Alertmanager configuration
# alertmanager.yml
route:
receiver: slack
group_by: ["alertname", "severity"]
group_wait: 30s
group_interval: 5m
repeat_interval: 4h
receivers:
- name: slack
slack_configs:
- api_url: "https://hooks.slack.com/services/XXX"
channel: "#alerts"
send_resolved: true
Best Practices
- Use the RED method — Rate, Errors, Duration for every service
- Use the USE method — Utilization, Saturation, Errors for resources
- Label consistently — service, environment, version on all metrics
- Set retention wisely — 15s scrape for 15 days, then downsample
- Use structured logging — JSON logs with trace IDs for Loki correlation
- Inject trace IDs in logs — enables jumping from traces to logs in Grafana
- Use OpenTelemetry — vendor-neutral instrumentation standard
- Provision dashboards as code — version control your dashboards
- Alert on symptoms, not causes — alert on user-visible degradation
- Set SLO-based alerts — burn rate alerts catch sustained degradation
- Use Grafana templates — one dashboard for all services with variables
- Keep cardinality low — avoid high-cardinality labels (user IDs, request IDs)
Common Mistakes
- Using high-cardinality labels — explodes Prometheus memory usage
- Not setting retention limits — Prometheus disk fills up
- Alerting on every spike — alert fatigue kills signal quality
- Not correlating traces with logs — manual log searching wastes time
- Storing all logs at the same retention — expensive and unnecessary
- Not instrumenting downstream calls — blind spots in trace graphs
- Using counters without rate() — raw counters are meaningless
- Not versioning dashboards — ad-hoc changes break shared views
- Ignoring USE metrics for infrastructure — CPU and disk saturation missed
- Not testing alert rules — alerts fire incorrectly or not at all
Frequently Asked Questions
What is the difference between metrics, logs, and traces?
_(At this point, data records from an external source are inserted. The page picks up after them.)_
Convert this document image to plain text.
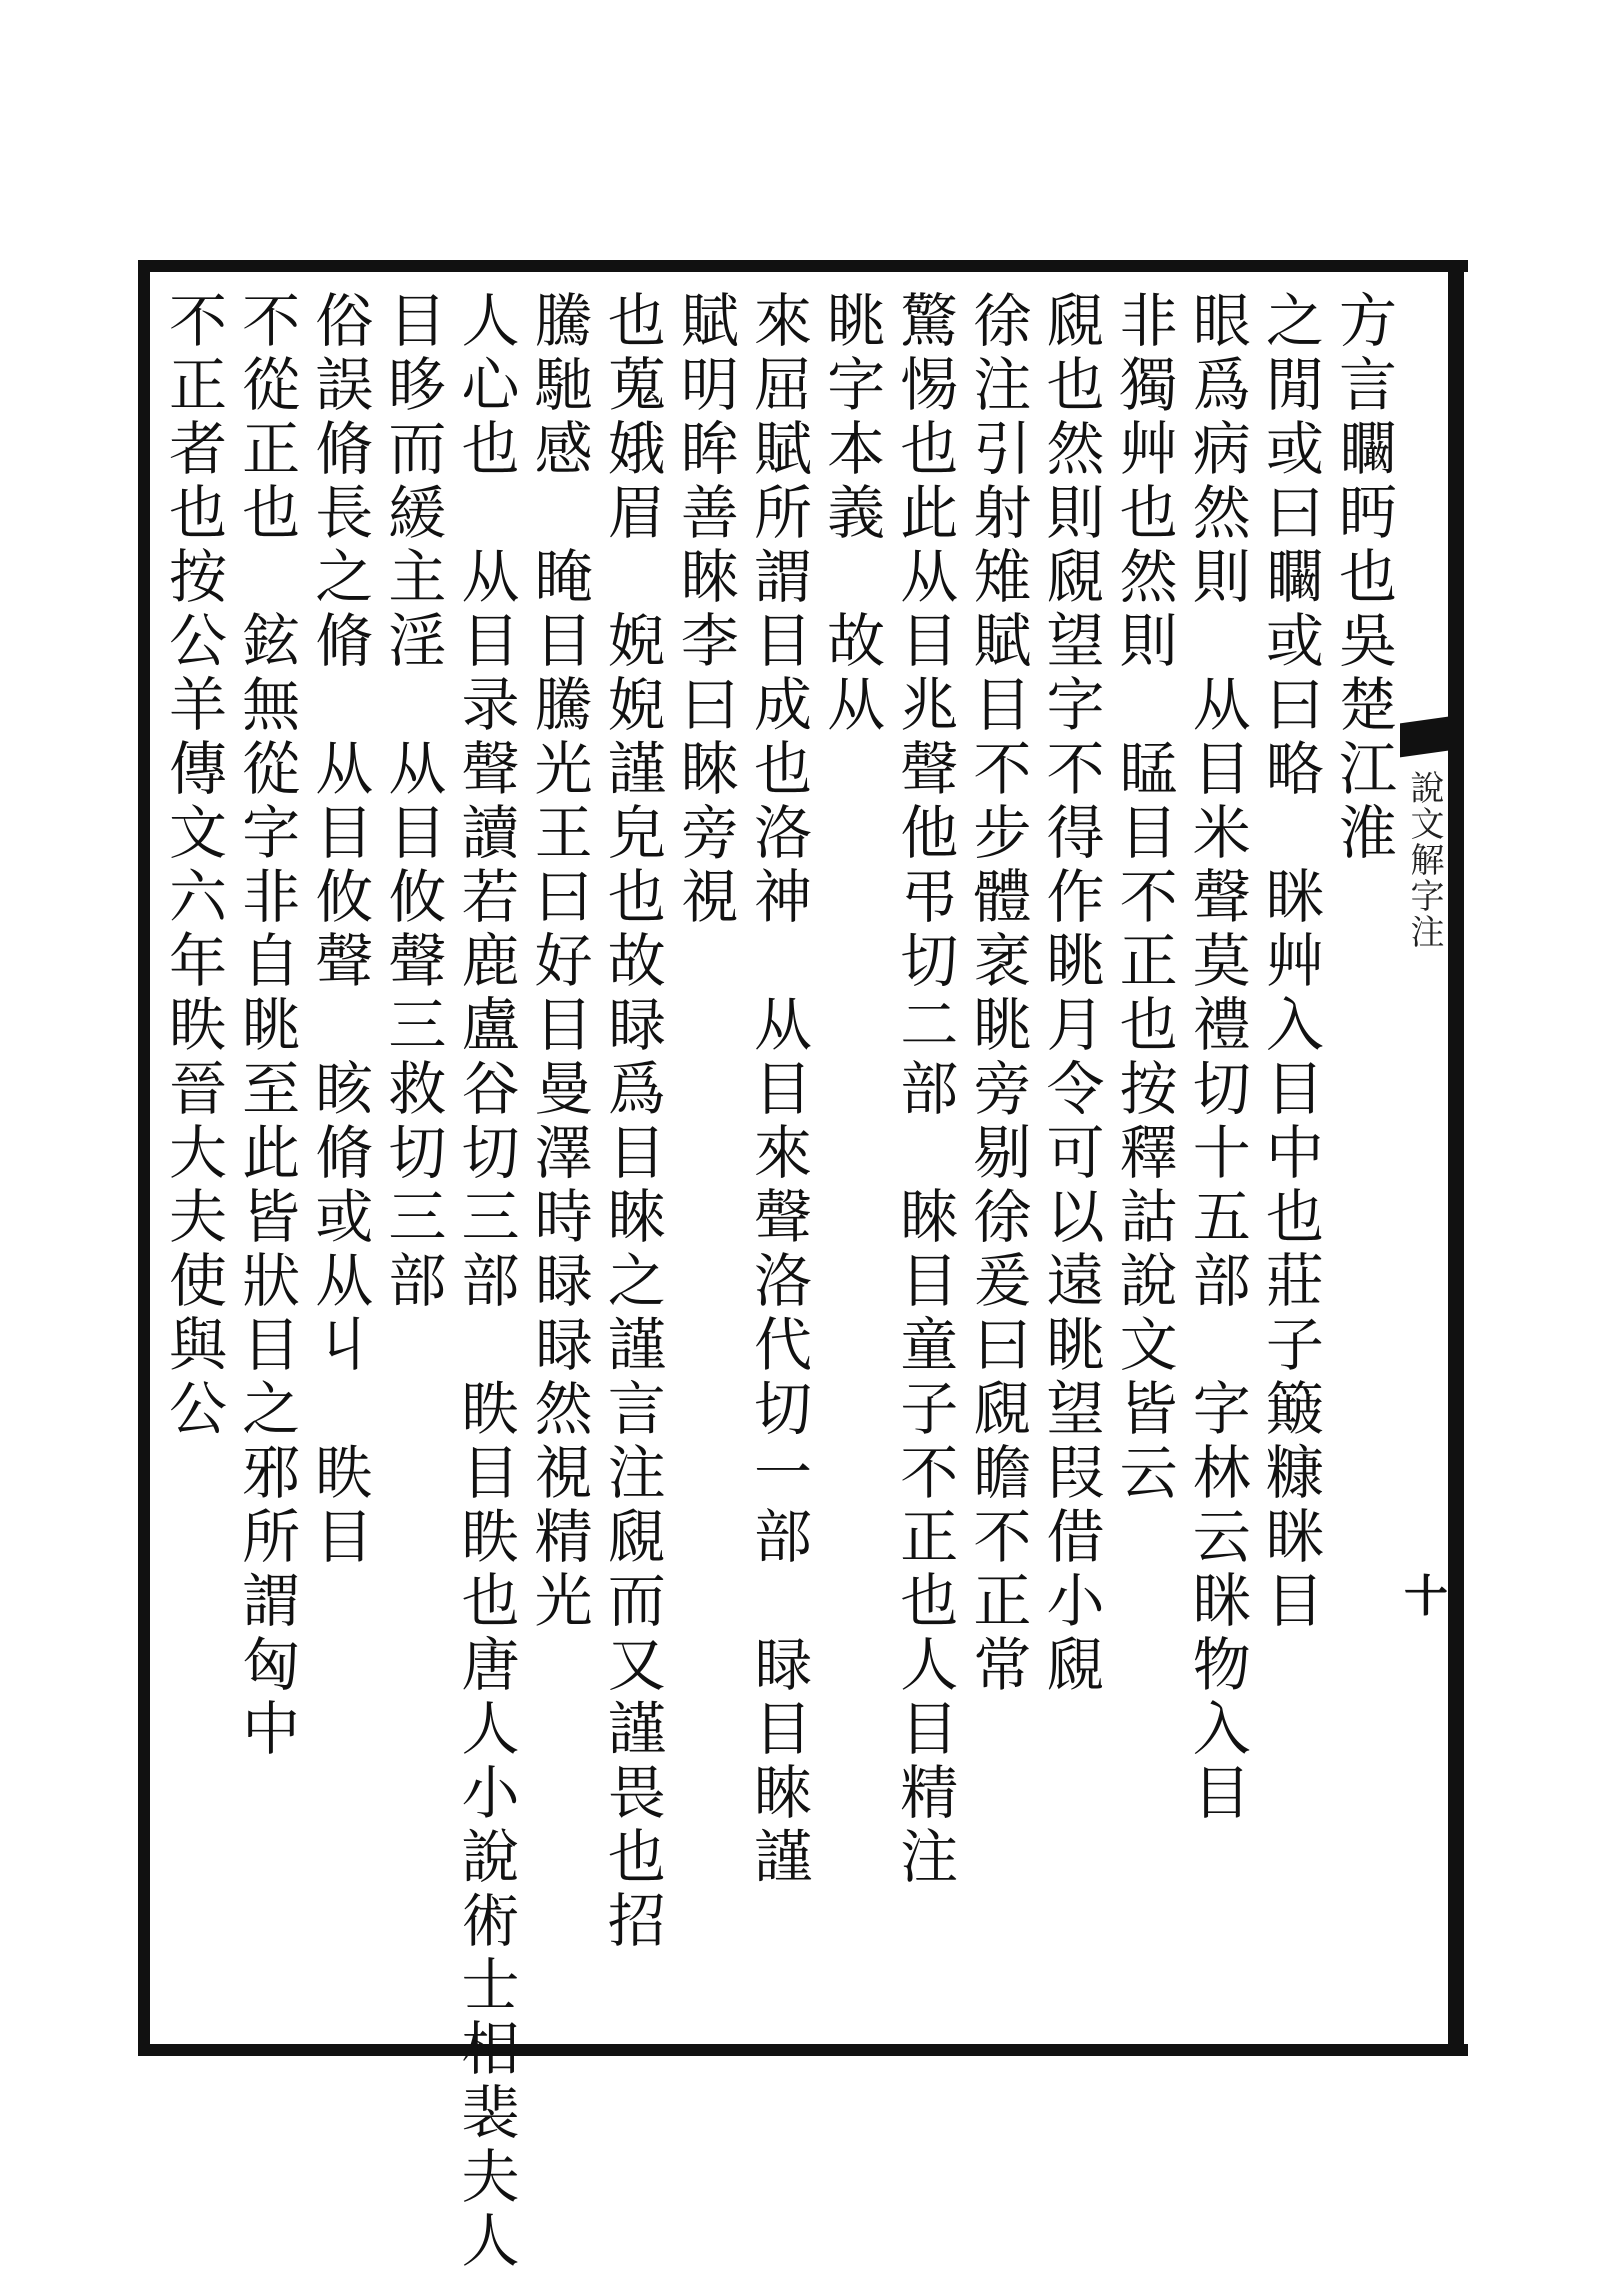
說文解字注
十
方言矙眄也吳楚江淮
之閒或曰矙或曰略　眯艸入目中也莊子簸糠眯目
眼爲病然則　从目米聲莫禮切十五部　字林云眯物入目
非獨艸也然則　䁅目不正也按釋詁說文皆云
覛也然則覛望字不得作眺月令可以遠眺望叚借小覛
徐注引射雉賦目不步體衺眺旁剔徐爰曰覛瞻不正常
驚惕也此从目兆聲他弔切二部　睞目童子不正也人目精注
眺字本義　故从
來屈賦所謂目成也洛神　从目來聲洛代切一部　睩目睞謹
賦明眸善睞李曰睞旁視
也蒐娥眉　婗婗謹皃也故睩爲目睞之謹言注覛而又謹畏也招
騰馳感　䁆目騰光王曰好目曼澤時睩睩然視精光
人心也　从目录聲讀若鹿盧谷切三部　眣目眣也唐人小說術士相裴夫人
目眵而緩主淫　从目攸聲三救切三部
俗誤脩長之脩　从目攸聲　䀭脩或从丩　眣目
不從正也　鉉無從字非自眺至此皆狀目之邪所謂匈中
不正者也按公羊傳文六年眣晉大夫使與公
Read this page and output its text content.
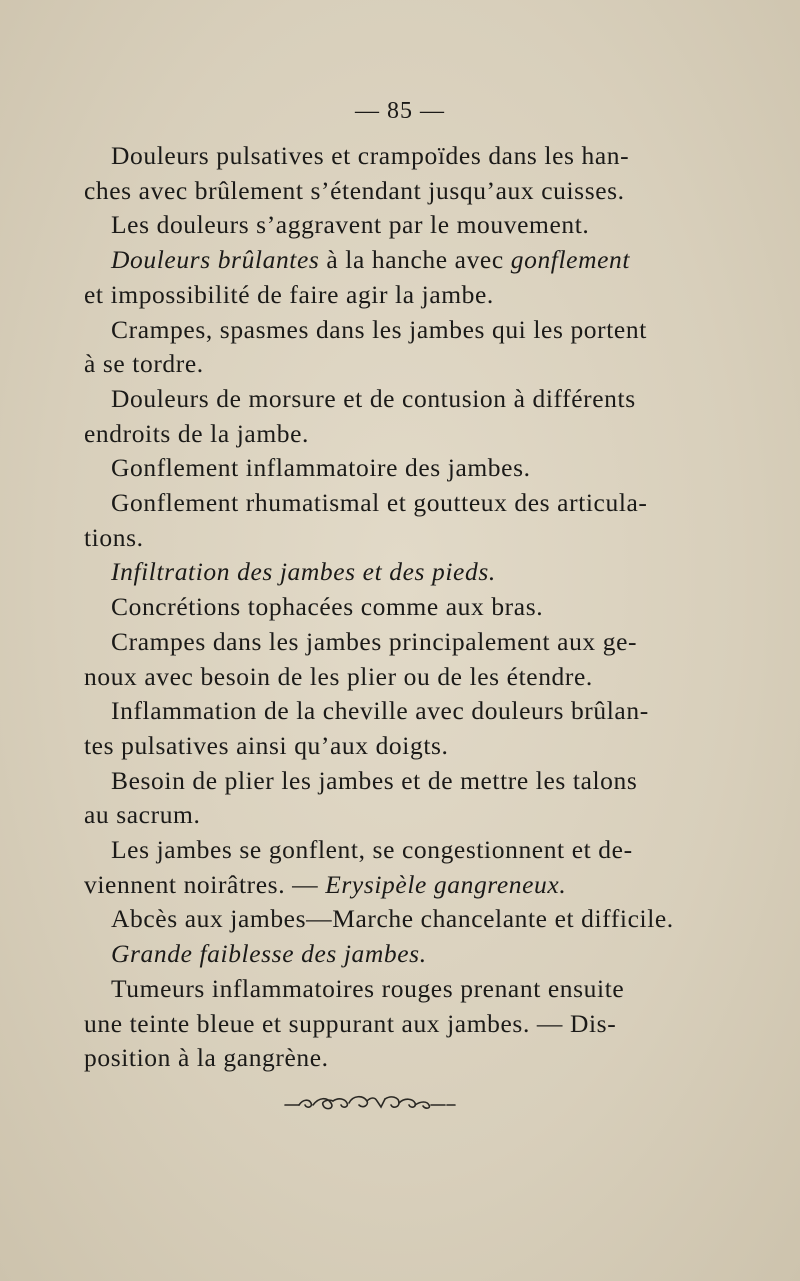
— 85 —

Douleurs pulsatives et crampoïdes dans les han-
ches avec brûlement s’étendant jusqu’aux cuisses.

Les douleurs s’aggravent par le mouvement.

Douleurs brûlantes à la hanche avec gonflement
et impossibilité de faire agir la jambe.

Crampes, spasmes dans les jambes qui les portent
à se tordre.

Douleurs de morsure et de contusion à différents
endroits de la jambe.

Gonflement inflammatoire des jambes.

Gonflement rhumatismal et goutteux des articula-
tions.

Infiltration des jambes et des pieds.

Concrétions tophacées comme aux bras.

Crampes dans les jambes principalement aux ge-
noux avec besoin de les plier ou de les étendre.

Inflammation de la cheville avec douleurs brûlan-
tes pulsatives ainsi qu’aux doigts.

Besoin de plier les jambes et de mettre les talons
au sacrum.

Les jambes se gonflent, se congestionnent et de-
viennent noirâtres. — Erysipèle gangreneux.

Abcès aux jambes—Marche chancelante et difficile.

Grande faiblesse des jambes.

Tumeurs inflammatoires rouges prenant ensuite
une teinte bleue et suppurant aux jambes. — Dis-
position à la gangrène.
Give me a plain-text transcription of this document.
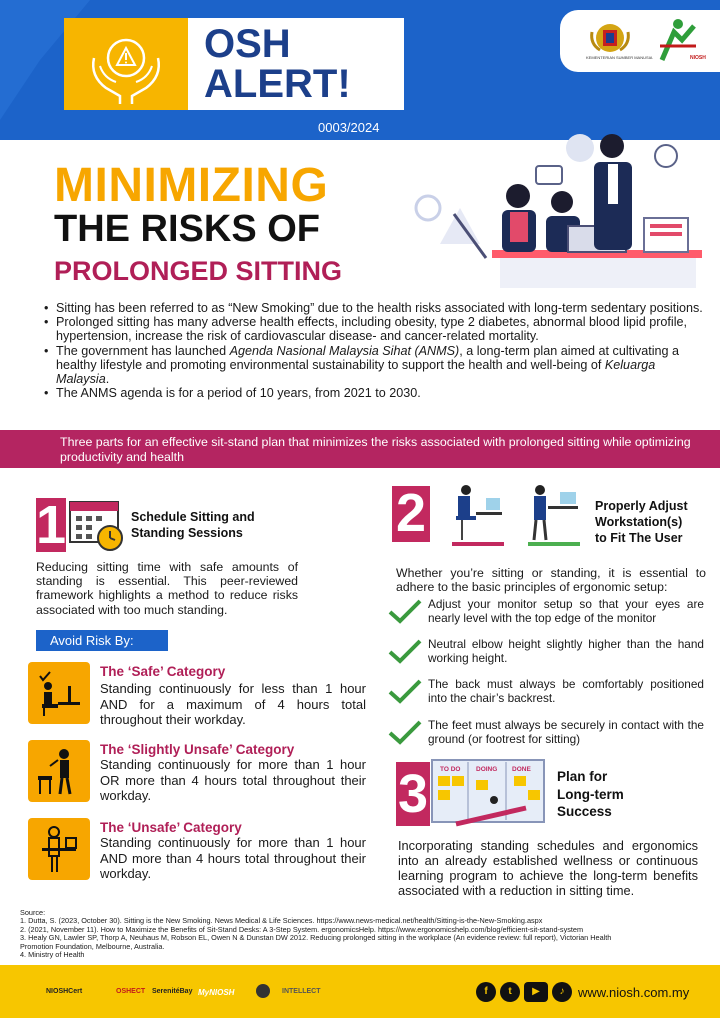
OSH
ALERT!
0003/2024
KEMENTERIAN SUMBER MANUSIA	NIOSH
MINIMIZING
THE RISKS OF
PROLONGED SITTING
• Sitting has been referred to as “New Smoking” due to the health risks associated with long-term sedentary positions.
• Prolonged sitting has many adverse health effects, including obesity, type 2 diabetes, abnormal blood lipid profile, hypertension, increase the risk of cardiovascular disease- and cancer-related mortality.
• The government has launched Agenda Nasional Malaysia Sihat (ANMS), a long-term plan aimed at cultivating a healthy lifestyle and promoting environmental sustainability to support the health and well-being of Keluarga Malaysia.
• The ANMS agenda is for a period of 10 years, from 2021 to 2030.
Three parts for an effective sit-stand plan that minimizes the risks associated with prolonged sitting while optimizing productivity and health
1	Schedule Sitting and
Standing Sessions
Reducing sitting time with safe amounts of standing is essential. This peer-reviewed framework highlights a method to reduce risks associated with too much standing.
Avoid Risk By:
The ‘Safe’ Category
Standing continuously for less than 1 hour AND for a maximum of 4 hours total throughout their workday.
The ‘Slightly Unsafe’ Category
Standing continuously for more than 1 hour OR more than 4 hours total throughout their workday.
The ‘Unsafe’ Category
Standing continuously for more than 1 hour AND more than 4 hours total throughout their workday.
2	Properly Adjust
Workstation(s)
to Fit The User
Whether you’re sitting or standing, it is essential to adhere to the basic principles of ergonomic setup:
Adjust your monitor setup so that your eyes are nearly level with the top edge of the monitor
Neutral elbow height slightly higher than the hand working height.
The back must always be comfortably positioned into the chair’s backrest.
The feet must always be securely in contact with the ground (or footrest for sitting)
3	TO DO DOING DONE Plan for
Long-term
Success
Incorporating standing schedules and ergonomics into an already established wellness or continuous learning program to achieve the long-term benefits associated with a reduction in sitting time.
Source:
1. Dutta, S. (2023, October 30). Sitting is the New Smoking. News Medical & Life Sciences. https://www.news-medical.net/health/Sitting-is-the-New-Smoking.aspx
2. (2021, November 11). How to Maximize the Benefits of Sit-Stand Desks: A 3-Step System. ergonomicsHelp. https://www.ergonomicshelp.com/blog/efficient-sit-stand-system
3. Healy GN, Lawler SP, Thorp A, Neuhaus M, Robson EL, Owen N & Dunstan DW 2012. Reducing prolonged sitting in the workplace (An evidence review: full report), Victorian Health
Promotion Foundation, Melbourne, Australia.
4. Ministry of Health
NIOSHCert	OSHECT SerenitéBay MyNIOSH	INTELLECT	f	t	▶	♪	www.niosh.com.my
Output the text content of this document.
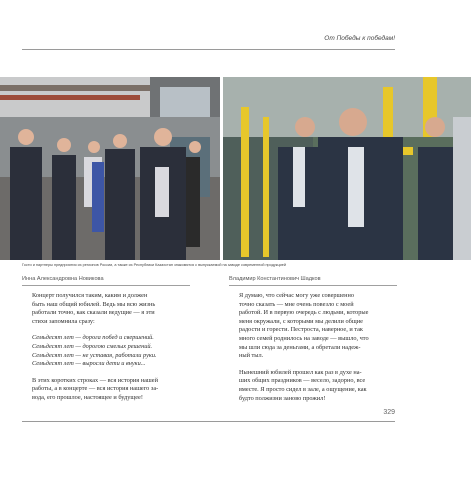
От Победы к победам!
Гости и партнеры предприятия из регионов России, а также из Республики Казахстан знакомятся с выпускаемой на заводе современной продукцией
Инна Александровна Новикова
Концерт получился таким, каким и должен
быть наш общий юбилей. Ведь мы всю жизнь
работали точно, как сказали ведущие — я эти
стихи запомнила сразу:
Семьдесят лет — дорога побед и свершений.
Семьдесят лет — дорогою смелых решений.
Семьдесят лет — не уставая, работали руки.
Семьдесят лет — выросли дети и внуки...
В этих коротких строках — вся история нашей
работы, а в концерте — вся история нашего за-
вода, его прошлое, настоящее и будущее!
Владимир Константинович Шадков
Я думаю, что сейчас могу уже совершенно
точно сказать — мне очень повезло с моей
работой. И в первую очередь с людьми, которые
меня окружали, с которыми мы делили общие
радости и горести. Пестроста, наверное, и так
много семей роднилось на заводе — вышло, что
мы шли сюда за деньгами, а обретали надеж-
ный тыл.
Нынешний юбилей прошел как раз в духе на-
ших общих праздников — весело, задорно, все
вместе. Я просто сидел в зале, а ощущение, как
будто полжизни заново прожил!
329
Metrics are numeric measurements aggregated over time (CPU usage, request count). Logs are discrete events with timestamps and context (error messages, audit trails). Traces follow a single request across service boundaries, showing the causal chain and timing of each step. All three are needed for full observability.
How do I correlate traces with logs in Grafana?
Configure Tempo’s tracesToLogs in the datasource config to link to Loki. When viewing a trace, Grafana shows a “Logs” tab that queries Loki for logs matching the trace’s service, span, and time range. Ensure your application logs include the trace ID as a field.
Should I use Grafana Cloud or self-host?
Grafana Cloud is managed and scales automatically — good for teams without ops capacity. Self-hosting gives full control and avoids per-metric pricing but requires maintenance capacity. For small teams, Grafana Cloud’s free tier covers up to 10k active metrics and 50GB logs.